I am a beginner to kafka
We are looking for sizing our kafka cluster(a 5 node cluster) for processing 17,000 events/sec with each event at the size of 600bytes. We are planning a replication of 3 and retention of events for a week
I read in the kafka documentation page
assuming you want to be able to buffer for 30 seconds and
compute your memory need as write_throughput*30.
so what is this write throughout? if its is number of MB per second - I am looking at 9960MB/Sec
if consider that as my write throughput then the memory calculates as 292GB(9960MB/Sec * 30 )
so what is the 292GB represent Memory requirement for one node or the entire cluster(5 nodes)

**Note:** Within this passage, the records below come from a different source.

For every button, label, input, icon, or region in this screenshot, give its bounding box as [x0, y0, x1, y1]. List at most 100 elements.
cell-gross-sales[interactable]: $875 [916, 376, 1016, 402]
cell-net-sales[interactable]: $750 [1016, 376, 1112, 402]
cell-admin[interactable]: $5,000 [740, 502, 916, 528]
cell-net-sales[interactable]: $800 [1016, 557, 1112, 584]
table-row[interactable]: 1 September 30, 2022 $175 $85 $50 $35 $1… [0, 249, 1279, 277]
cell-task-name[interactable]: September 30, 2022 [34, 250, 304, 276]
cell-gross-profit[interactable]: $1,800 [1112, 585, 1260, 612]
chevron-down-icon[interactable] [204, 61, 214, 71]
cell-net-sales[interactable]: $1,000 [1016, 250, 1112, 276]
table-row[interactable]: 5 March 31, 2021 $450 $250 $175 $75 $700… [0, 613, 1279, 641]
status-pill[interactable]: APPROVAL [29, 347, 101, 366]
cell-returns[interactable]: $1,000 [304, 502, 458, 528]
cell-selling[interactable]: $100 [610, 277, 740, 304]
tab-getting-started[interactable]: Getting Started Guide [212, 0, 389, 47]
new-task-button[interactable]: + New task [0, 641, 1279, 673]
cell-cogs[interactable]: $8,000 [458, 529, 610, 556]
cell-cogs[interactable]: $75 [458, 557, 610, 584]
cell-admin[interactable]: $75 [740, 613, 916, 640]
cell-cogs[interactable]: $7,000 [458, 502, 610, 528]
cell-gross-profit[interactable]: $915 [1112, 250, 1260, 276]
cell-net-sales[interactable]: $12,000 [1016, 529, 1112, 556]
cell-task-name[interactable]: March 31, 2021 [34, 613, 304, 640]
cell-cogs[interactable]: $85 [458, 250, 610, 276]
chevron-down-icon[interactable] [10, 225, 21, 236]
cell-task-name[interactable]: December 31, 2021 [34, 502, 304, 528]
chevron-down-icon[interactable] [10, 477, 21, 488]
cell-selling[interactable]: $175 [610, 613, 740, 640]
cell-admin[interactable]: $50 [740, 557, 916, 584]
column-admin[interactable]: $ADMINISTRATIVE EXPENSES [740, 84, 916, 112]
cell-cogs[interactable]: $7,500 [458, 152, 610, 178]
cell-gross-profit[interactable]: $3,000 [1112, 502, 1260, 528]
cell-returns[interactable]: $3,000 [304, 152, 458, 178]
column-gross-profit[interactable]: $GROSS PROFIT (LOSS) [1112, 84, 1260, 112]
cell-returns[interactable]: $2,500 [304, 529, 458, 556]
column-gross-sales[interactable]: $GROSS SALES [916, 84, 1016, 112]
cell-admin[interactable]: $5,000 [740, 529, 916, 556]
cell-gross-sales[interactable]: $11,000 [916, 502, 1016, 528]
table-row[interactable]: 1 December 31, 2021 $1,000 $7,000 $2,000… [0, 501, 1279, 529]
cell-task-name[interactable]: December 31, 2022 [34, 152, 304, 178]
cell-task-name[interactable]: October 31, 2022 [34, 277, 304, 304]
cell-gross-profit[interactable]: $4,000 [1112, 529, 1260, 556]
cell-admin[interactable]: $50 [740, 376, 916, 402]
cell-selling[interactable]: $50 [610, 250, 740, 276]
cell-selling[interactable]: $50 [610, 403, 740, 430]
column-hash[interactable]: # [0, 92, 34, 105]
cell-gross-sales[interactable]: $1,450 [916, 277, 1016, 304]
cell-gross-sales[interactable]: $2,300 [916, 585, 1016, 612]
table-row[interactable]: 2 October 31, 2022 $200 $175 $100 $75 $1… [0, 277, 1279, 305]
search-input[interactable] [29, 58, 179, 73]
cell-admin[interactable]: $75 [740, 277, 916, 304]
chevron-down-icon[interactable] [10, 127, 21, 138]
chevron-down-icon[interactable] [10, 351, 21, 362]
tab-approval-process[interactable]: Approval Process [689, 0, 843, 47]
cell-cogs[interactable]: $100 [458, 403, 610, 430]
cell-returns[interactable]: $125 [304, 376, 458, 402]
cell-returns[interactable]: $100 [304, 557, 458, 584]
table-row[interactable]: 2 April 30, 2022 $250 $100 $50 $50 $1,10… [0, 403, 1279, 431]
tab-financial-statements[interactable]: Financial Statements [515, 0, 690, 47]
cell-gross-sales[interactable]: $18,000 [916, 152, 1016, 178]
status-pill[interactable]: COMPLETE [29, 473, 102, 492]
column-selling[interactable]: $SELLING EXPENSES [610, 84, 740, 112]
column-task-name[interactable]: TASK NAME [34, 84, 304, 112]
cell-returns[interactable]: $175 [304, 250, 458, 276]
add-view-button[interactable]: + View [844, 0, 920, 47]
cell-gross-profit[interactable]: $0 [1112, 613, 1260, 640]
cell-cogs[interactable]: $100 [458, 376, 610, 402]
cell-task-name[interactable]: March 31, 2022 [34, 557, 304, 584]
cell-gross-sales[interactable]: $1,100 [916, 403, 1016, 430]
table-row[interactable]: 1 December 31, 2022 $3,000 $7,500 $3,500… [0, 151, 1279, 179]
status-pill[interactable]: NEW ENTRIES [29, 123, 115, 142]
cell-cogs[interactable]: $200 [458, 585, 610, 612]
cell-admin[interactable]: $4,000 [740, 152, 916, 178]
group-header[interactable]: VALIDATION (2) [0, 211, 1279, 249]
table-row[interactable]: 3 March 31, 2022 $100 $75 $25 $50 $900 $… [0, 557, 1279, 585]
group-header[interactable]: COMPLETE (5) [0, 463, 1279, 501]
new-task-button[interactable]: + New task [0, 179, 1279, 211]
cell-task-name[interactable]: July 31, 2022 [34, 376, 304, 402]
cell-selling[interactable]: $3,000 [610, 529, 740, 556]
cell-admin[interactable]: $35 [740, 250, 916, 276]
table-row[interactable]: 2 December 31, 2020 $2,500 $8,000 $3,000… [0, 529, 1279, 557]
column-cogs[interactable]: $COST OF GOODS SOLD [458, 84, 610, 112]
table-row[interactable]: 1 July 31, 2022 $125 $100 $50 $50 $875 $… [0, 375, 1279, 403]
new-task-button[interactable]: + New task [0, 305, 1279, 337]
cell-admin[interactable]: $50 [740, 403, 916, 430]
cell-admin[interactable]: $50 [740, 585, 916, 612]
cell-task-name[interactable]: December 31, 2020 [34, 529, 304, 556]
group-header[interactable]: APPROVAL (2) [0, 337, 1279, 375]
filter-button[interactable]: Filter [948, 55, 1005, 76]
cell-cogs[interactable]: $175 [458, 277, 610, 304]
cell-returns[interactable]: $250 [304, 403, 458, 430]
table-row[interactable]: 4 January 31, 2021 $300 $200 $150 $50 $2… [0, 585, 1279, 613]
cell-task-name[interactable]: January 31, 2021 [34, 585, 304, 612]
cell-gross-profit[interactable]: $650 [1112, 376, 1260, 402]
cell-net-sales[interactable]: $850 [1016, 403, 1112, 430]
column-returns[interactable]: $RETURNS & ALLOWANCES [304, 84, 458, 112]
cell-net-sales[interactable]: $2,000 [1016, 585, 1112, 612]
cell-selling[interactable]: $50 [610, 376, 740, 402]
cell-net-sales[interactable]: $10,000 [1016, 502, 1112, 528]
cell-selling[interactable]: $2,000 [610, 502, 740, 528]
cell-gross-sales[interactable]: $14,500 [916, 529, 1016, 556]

I would really appreciate some insights on the sizing of memory and disk.
Regards VB
If your message size is 600 bytes with 17k msg/s, then your throughput would be ~10MB/s [17000*600/(1024*1024)]. If you're partitioning the topic and using the 5 brokers, with 3 replicas that would be 10/5*3 = 6MB/s per broker you'd need for buffering which shouldn't be a problem on any normal hardware. Buffering 30s would mean 180MB of memory.
In the case that you meant a message size of 600kB, then you'd need to look at adding plenty of very fast storage to reach 6GB/s and actually it would be better to increase the number of nodes of the cluster instead.